Delhi High Court bars Sjoerd Marijne from publishing Gurjit Kaur’s medical condition | Hockey News

NEW DELHI: The Delhi High Court on Monday retained the former coach of India’s women’s hockey team, Sjoerd Marijne and his editor to mention the state of health of the famous national player Gurjit Kaur.
A bench of judges Siddharth Mridul and Amit Sharma overturned a single judge’s order and granted an interim stay on a plea by Kaur challenging the publication of the book.
HC said it was of the view that the author of the book, due out September 21, owes a “duty of care” to Kaur, who was under his responsibility as an international hockey player, to any relevant time. He retained the publisher and marijne to publish the book or any other related matter as it relates to Kaur’s medical condition.
The bench said the claim that Kaur’s teammates were aware of his condition also does not help the editor as they would also be bound by the code of conduct which obviously prevents them from disclosing or to disclose such information to third parties. parties.

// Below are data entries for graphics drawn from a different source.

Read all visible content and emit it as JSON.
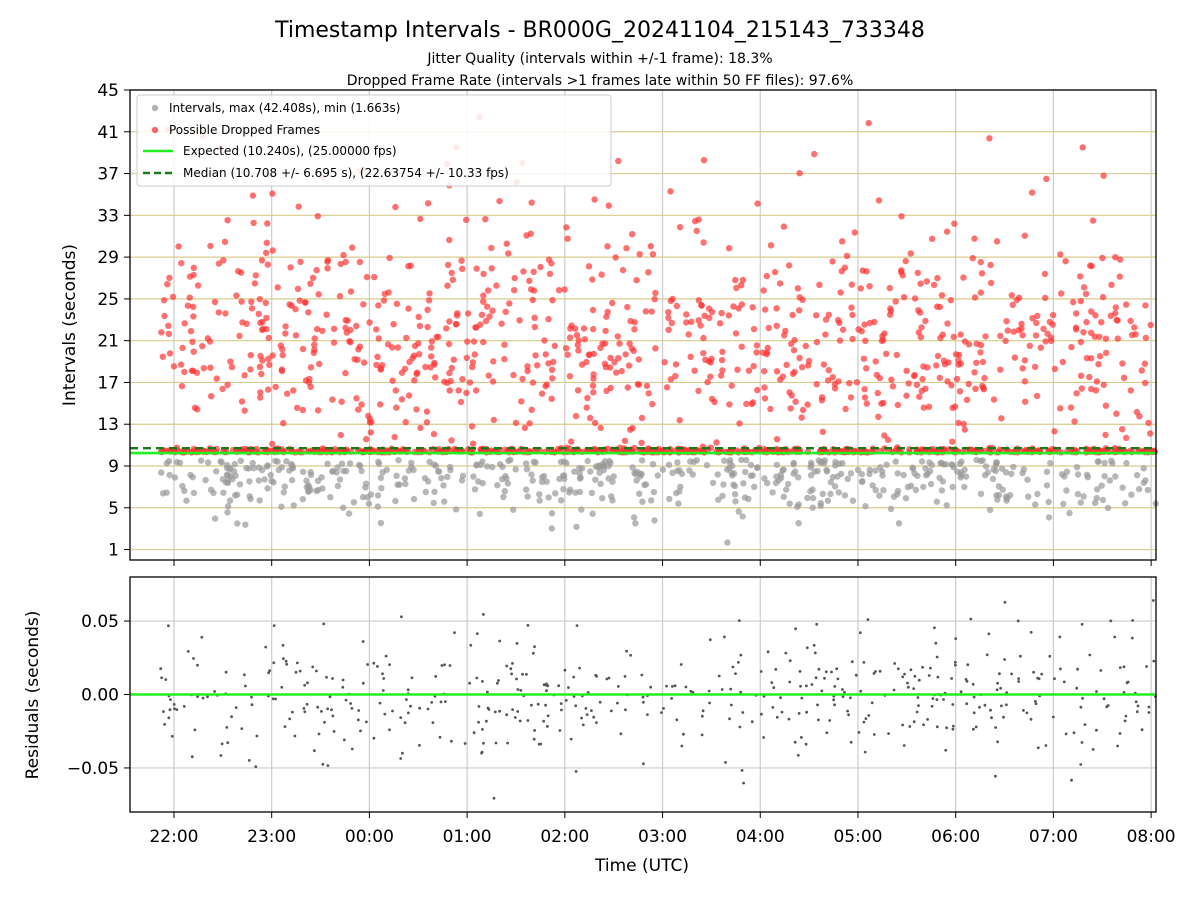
{
  "figure": {
    "title": "Timestamp Intervals - BR000G_20241104_215143_733348",
    "subtitle_1": "Jitter Quality (intervals within +/-1 frame): 18.3%",
    "subtitle_2": "Dropped Frame Rate (intervals >1 frames late within 50 FF files): 97.6%",
    "xlabel": "Time (UTC)"
  },
  "chart_data": [
    {
      "type": "scatter",
      "ylabel": "Intervals (seconds)",
      "ylim": [
        0,
        45
      ],
      "yticks": [
        "1",
        "5",
        "9",
        "13",
        "17",
        "21",
        "25",
        "29",
        "33",
        "37",
        "41",
        "45"
      ],
      "xticks": [
        "22:00",
        "23:00",
        "00:00",
        "01:00",
        "02:00",
        "03:00",
        "04:00",
        "05:00",
        "06:00",
        "07:00",
        "08:00"
      ],
      "xlim_hours": [
        21.55,
        32.05
      ],
      "grid": true,
      "legend_position": "top-left",
      "legend": [
        {
          "label": "Intervals, max (42.408s), min (1.663s)",
          "kind": "dot",
          "color": "#999999"
        },
        {
          "label": "Possible Dropped Frames",
          "kind": "dot",
          "color": "#ff3333"
        },
        {
          "label": "Expected (10.240s), (25.00000 fps)",
          "kind": "line",
          "color": "#22ee22"
        },
        {
          "label": "Median (10.708 +/- 6.695 s), (22.63754 +/- 10.33 fps)",
          "kind": "dashed",
          "color": "#1a7a1a"
        }
      ],
      "expected_interval": 10.24,
      "median_interval": 10.708,
      "max_interval": 42.408,
      "min_interval": 1.663,
      "start_time_hours": 21.86,
      "end_time_hours": 32.05,
      "series": [
        {
          "name": "Intervals, max (42.408s), min (1.663s)",
          "color": "#999999",
          "distribution": "normal intervals, roughly 3 to 10 s",
          "count": 520
        },
        {
          "name": "Possible Dropped Frames",
          "color": "#ff3333",
          "distribution": "10.2 to 42 s, dense band near 10.2 s",
          "count": 1500
        }
      ]
    },
    {
      "type": "scatter",
      "ylabel": "Residuals (seconds)",
      "ylim": [
        -0.08,
        0.08
      ],
      "yticks": [
        "−0.05",
        "0.00",
        "0.05"
      ],
      "ytick_values": [
        -0.05,
        0.0,
        0.05
      ],
      "grid": true,
      "zero_line_color": "#22ee22",
      "series": [
        {
          "name": "residuals",
          "color": "#555555",
          "distribution": "mostly within -0.05 to 0.05 s",
          "count": 500
        }
      ]
    }
  ]
}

“In view of the foregoing, the publishers as well as the author named as defendants 1 and 2 in this appeal are prevented by an interim injunction from publishing the book in question or any other matter incidental thereto or any other matter related to the subject matter insofar as it relates to the medical condition of Gurjit Kaur,” the HC division bench said.
She observed that the coach was bound by the code of conduct which clearly required him not to disclose information entrusted to him in confidence, including for personal gain or to harm the reputation of others. In her plea, Kaur complained that the former coach is offering to disclose some confidential information about his medical condition in his book. She said it was a gross breach of the privacy code to which the author was bound as a coach of the Indian hockey team. The publisher argued that there can be no confidentiality of any sports personality as it relates to the game and there can be no reasonable expectation about it.
The lawyer said the player’s medical information was already in the public domain.
But HC pointed out that the Supreme Court held that the right to the protection of data such as medical information clearly falls within the realm of the reasonable expectations paradigm. He said there was no evidence that the medical information in the book was or is still in the public domain.